A good old fashioned runner v. jogger donnybrook (Read 1788 times)

    But if it's a donnybrook yer after lad, you'll get one for sure.
    While this certainly qualifies as a donnybrook by virtue of its exemplary use of TESTICULAR FORTITUDE, can it really be old fashioned with so much emphasis on brightly colored Spandex?

    E.J.
    Greater Lowell Road Runners
    Cry havoc and let slip the dawgs of war!

    May the road rise to meet you, may the wind be always at your back, may the sun shine warm upon your SPF30, may the rains fall soft upon your sweat-wicking hat, and until you hit the finish line may The Flying Spaghetti Monster hold you in the hollow of His Noodly Appendage.

    MrH


      Whew, thank Phelps for the clarification. That means I still have a few years to increase my TESTICULAR FORTITUDE and better learn to CHANNEL MY HATE.
      According to the times in your own sig, you were NEVER a MAN, even in the 20th Century.

      The process is the goal.

      Men heap together the mistakes of their lives, and create a monster they call Destiny.


      Jazz hands!

        run run run AHHHHHH run run run
        xor


          testicle schmesticle.

           

            According to the times in your own sig, you were NEVER a MAN, even in the 20th Century.
            If you can learn to toss in a weight-related insult or two, you will make an excellent coach.

            E.J.
            Greater Lowell Road Runners
            Cry havoc and let slip the dawgs of war!

            May the road rise to meet you, may the wind be always at your back, may the sun shine warm upon your SPF30, may the rains fall soft upon your sweat-wicking hat, and until you hit the finish line may The Flying Spaghetti Monster hold you in the hollow of His Noodly Appendage.

            mikeymike


              As we all know mentallity >> physicality and eventually the RUNNER'S mentality will come to DOMINATE the jogger's physicality. Lety me tell you a story once when I was young i was JOGGING (YES THIS IS HARD TO BELIVE BUT HERE ME OUT) because I did not yet have the MENTALITY of the runner. I cna't remember where I was going but maybe it was after soccer practice AND THEn my cross-country coach told me that I WAS WASTING MY BODY's TRUE POTENTIAL by jogging and he said to come out for track practice. So I stepped on the track with the guys and we all took our sweaty shirts off and it was then that It dawned on me that RUNNING = MANLINESS. After my realization, my calves got really strong and I started getting really lithe and running on my toes and wearing spikes. i kid you not after that moment I did not run SLOWER THAN 7:00 PER MILE again. The moral of the story is that YOUR MIND UIS ALWAYS STRONGER THAN YOUR BODY. Think fast and you will be fast and if you are not fast that means that you are not having enough testicular fortitude in your mind.
              AWESOME STUFF, BRO. +1 I get what your saying about the MENTALITY of the runner. THis is hwat it takes to be the best you can be in your physiological career.

              Runners run


              Jazz hands!

                THis is twat it takes to be the best you can be in your physiological career.
                Wrong genitals. Have you not been paying attention?
                run run run AHHHHHH run run run
                xor


                  hwat twat schmwat.

                   

                  mikeymike


                    You know what would be great? Jogger vs. Runner widget for the summary page. I know Eric is working on a Pace Bunny widget for those dolts who can't take their yearly mileage goals and divide by 12 or 52, but even more useful would be one that tells you each day whether you're a jogger or a runner. It could even turn a different color like Pink if you were a jogger that day and something manly like Black if you were a RUNNER.
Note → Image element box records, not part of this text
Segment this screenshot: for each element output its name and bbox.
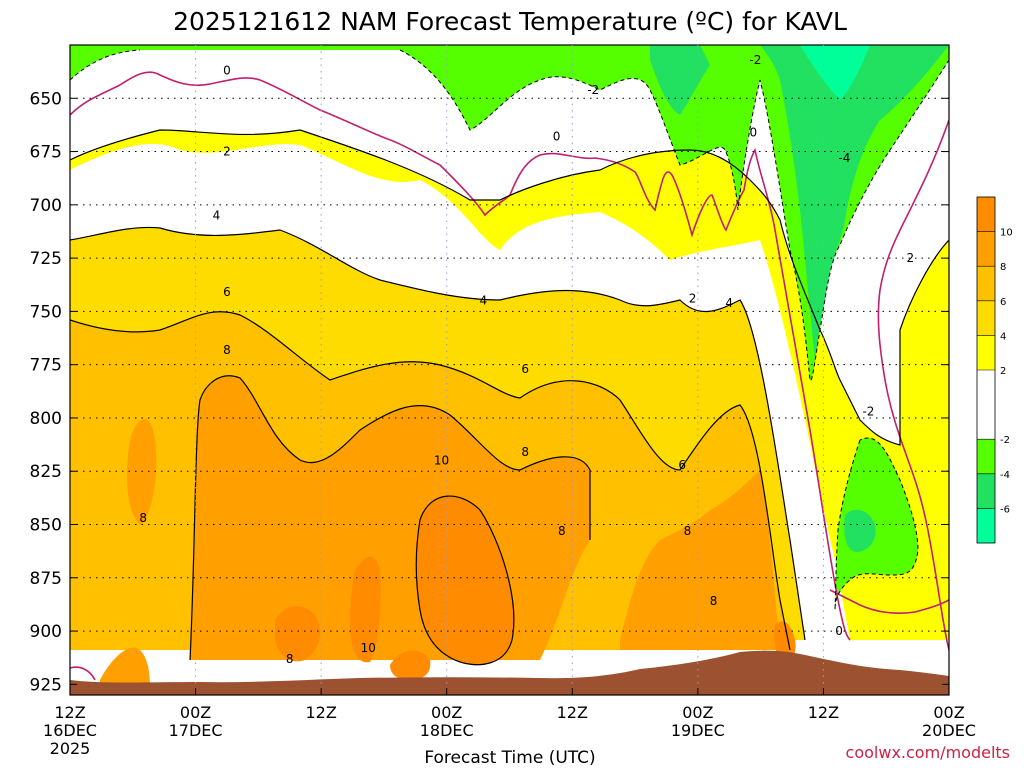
colorbar-band	[977, 197, 995, 232]
colorbar-label: 4	[1000, 331, 1006, 342]
credit-text: coolwx.com/modelts	[846, 743, 1010, 762]
y-tick-label: 675	[30, 143, 62, 163]
contour-labels: 0 -2 -2 0 0 -4 2 4 6 4 2 4 2 8 6 -2 10 8 6 8 8 8 8 10 8 0	[139, 53, 914, 666]
colorbar-label: 2	[1000, 366, 1006, 377]
contour-label: 8	[684, 524, 692, 538]
colorbar-band	[977, 300, 995, 336]
contour-label: 8	[710, 594, 718, 608]
colorbar-label: 8	[1000, 262, 1006, 273]
contour-label: 4	[725, 296, 733, 310]
y-tick-label: 825	[30, 462, 62, 482]
x-tick-date: 19DEC	[671, 721, 725, 740]
contour-label: 2	[906, 251, 914, 265]
contour-label: -2	[862, 405, 874, 419]
band-plus2-to-plus4	[70, 130, 949, 640]
colorbar-label: -2	[1000, 435, 1010, 446]
contour-label: 8	[223, 343, 231, 357]
contour-label: 2	[689, 292, 697, 306]
y-tick-label: 725	[30, 249, 62, 269]
zero-degree-contour-surface	[70, 666, 96, 681]
contour-label: 2	[223, 145, 231, 159]
x-tick-label: 12Z	[305, 703, 336, 722]
contour-label: -2	[587, 83, 599, 97]
colorbar-band	[977, 508, 995, 543]
contour-label: 6	[223, 285, 231, 299]
contour-label: 4	[213, 208, 221, 222]
zero-degree-contour-right	[877, 119, 949, 651]
x-tick-label: 00Z	[933, 703, 964, 722]
colorbar-band	[977, 335, 995, 370]
contour-label: 8	[286, 652, 294, 666]
x-tick-label: 12Z	[54, 703, 85, 722]
y-tick-label: 650	[30, 89, 62, 109]
colorbar-band	[977, 231, 995, 267]
contour-label: -4	[838, 151, 850, 165]
plus4-contour	[70, 226, 806, 641]
contour-label: -2	[749, 53, 761, 67]
zero-degree-contour-lower	[829, 589, 949, 614]
colorbar-band	[977, 473, 995, 509]
band-plus10-to-plus12	[275, 496, 796, 680]
contour-label: 10	[361, 641, 376, 655]
band-minus6-to-minus8	[800, 45, 870, 100]
colorbar-band	[977, 370, 995, 440]
y-tick-label: 775	[30, 356, 62, 376]
x-tick-date: 20DEC	[922, 721, 976, 740]
x-tick-label: 12Z	[808, 703, 839, 722]
contour-label: 8	[139, 511, 147, 525]
zero-degree-contour-upper	[70, 71, 851, 641]
contour-label: 10	[434, 454, 449, 468]
colorbar-label: 10	[1000, 228, 1013, 239]
terrain	[70, 650, 949, 695]
contour-label: 0	[835, 624, 843, 638]
plot-frame	[69, 44, 950, 696]
plus10-contour	[415, 495, 515, 666]
colorbar-band	[977, 266, 995, 301]
x-tick-date: 17DEC	[169, 721, 223, 740]
x-tick-label: 00Z	[431, 703, 462, 722]
contour-label: 6	[678, 458, 686, 472]
chart-title: 2025121612 NAM Forecast Temperature (ºC)…	[173, 7, 847, 36]
colorbar-band	[977, 439, 995, 474]
x-tick-label: 00Z	[682, 703, 713, 722]
x-axis-label: Forecast Time (UTC)	[424, 748, 595, 768]
x-tick-label: 00Z	[180, 703, 211, 722]
contour-label: 6	[521, 362, 529, 376]
y-tick-label: 875	[30, 569, 62, 589]
y-tick-label: 925	[30, 675, 62, 695]
contour-label: 0	[749, 125, 757, 139]
colorbar-label: -4	[1000, 470, 1010, 481]
colorbar: 10 8 6 4 2 -2 -4 -6	[976, 196, 1013, 544]
x-tick-date: 18DEC	[420, 721, 474, 740]
y-tick-label: 700	[30, 196, 62, 216]
plus2-contour	[70, 129, 949, 446]
y-tick-label: 850	[30, 516, 62, 536]
y-tick-label: 800	[30, 409, 62, 429]
colorbar-label: 6	[1000, 297, 1006, 308]
minus2-contour-lower	[834, 437, 919, 611]
contour-label: 8	[521, 445, 529, 459]
y-tick-label: 750	[30, 302, 62, 322]
x-tick-label: 12Z	[557, 703, 588, 722]
x-tick-year: 2025	[50, 739, 91, 758]
x-tick-date: 16DEC	[43, 721, 97, 740]
y-tick-label: 900	[30, 622, 62, 642]
minus2-contour	[70, 49, 949, 382]
contour-label: 8	[558, 524, 566, 538]
contour-label: 0	[223, 64, 231, 78]
gridlines	[70, 45, 949, 695]
contour-label: 4	[480, 294, 488, 308]
contour-label: 0	[553, 130, 561, 144]
plus8-contour	[189, 375, 591, 661]
plus6-contour	[70, 311, 791, 651]
band-minus4-to-minus6	[650, 45, 949, 552]
colorbar-label: -6	[1000, 504, 1010, 515]
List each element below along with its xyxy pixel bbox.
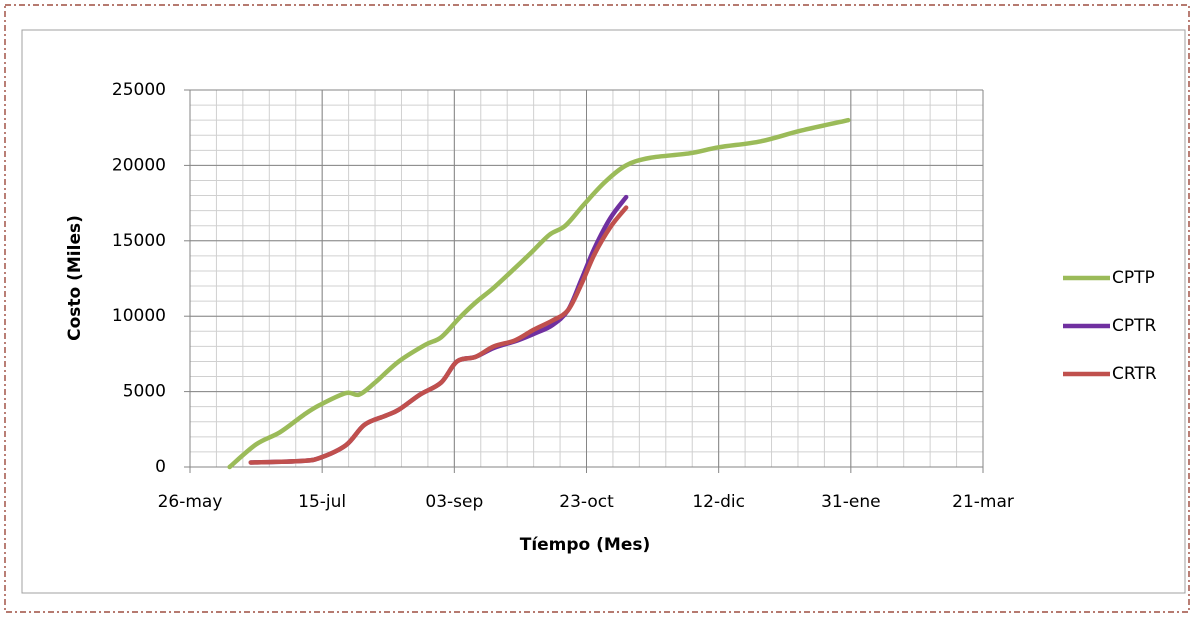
x-tick-label: 15-jul [298,492,346,512]
x-axis-title: Tíempo (Mes) [520,535,651,555]
series-line [227,117,851,470]
y-tick-label: 25000 [112,80,166,100]
y-tick-label: 20000 [112,155,166,175]
chart-frame [21,29,1186,594]
x-tick-label: 21-mar [952,492,1014,512]
x-tick-label: 31-ene [821,492,880,512]
y-axis-title: Costo (Miles) [65,215,85,341]
legend-label: CPTR [1112,316,1157,336]
y-tick-label: 10000 [112,306,166,326]
x-tick-label: 26-may [158,492,223,512]
y-tick-label: 15000 [112,231,166,251]
x-tick-label: 03-sep [425,492,483,512]
page-border [4,4,1190,613]
legend-label: CRTR [1112,364,1157,384]
y-tick-label: 5000 [123,382,166,402]
x-tick-label: 23-oct [559,492,614,512]
x-tick-label: 12-dic [692,492,745,512]
legend-label: CPTP [1112,268,1155,288]
y-tick-label: 0 [155,457,166,477]
series-line [248,205,629,465]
                    Runners run

                    jEfFgObLuE


                    I've got a fever...

                      you were NEVER a MAN, even in the 20th Century.
                      Your mom BEGS to differ.

                      On your deathbed, you won't wish that you'd spent more time at the office.  But you will wish that you'd spent more time running.  Because if you had, you wouldn't be on your deathbed.

                      xor


                        Pink if you were a jogger that day
                        I see what you did there.

                         

                        mikeymike


                          Doh, my bad. I meant fuchsia.

                          Runners run

                          Scout7


                            Can we give it claws and teeth dripping red blood for when it is a runner? Because that would be cool. Plus, it would enhance the idea that speed is something scary. At least, Trent says it is.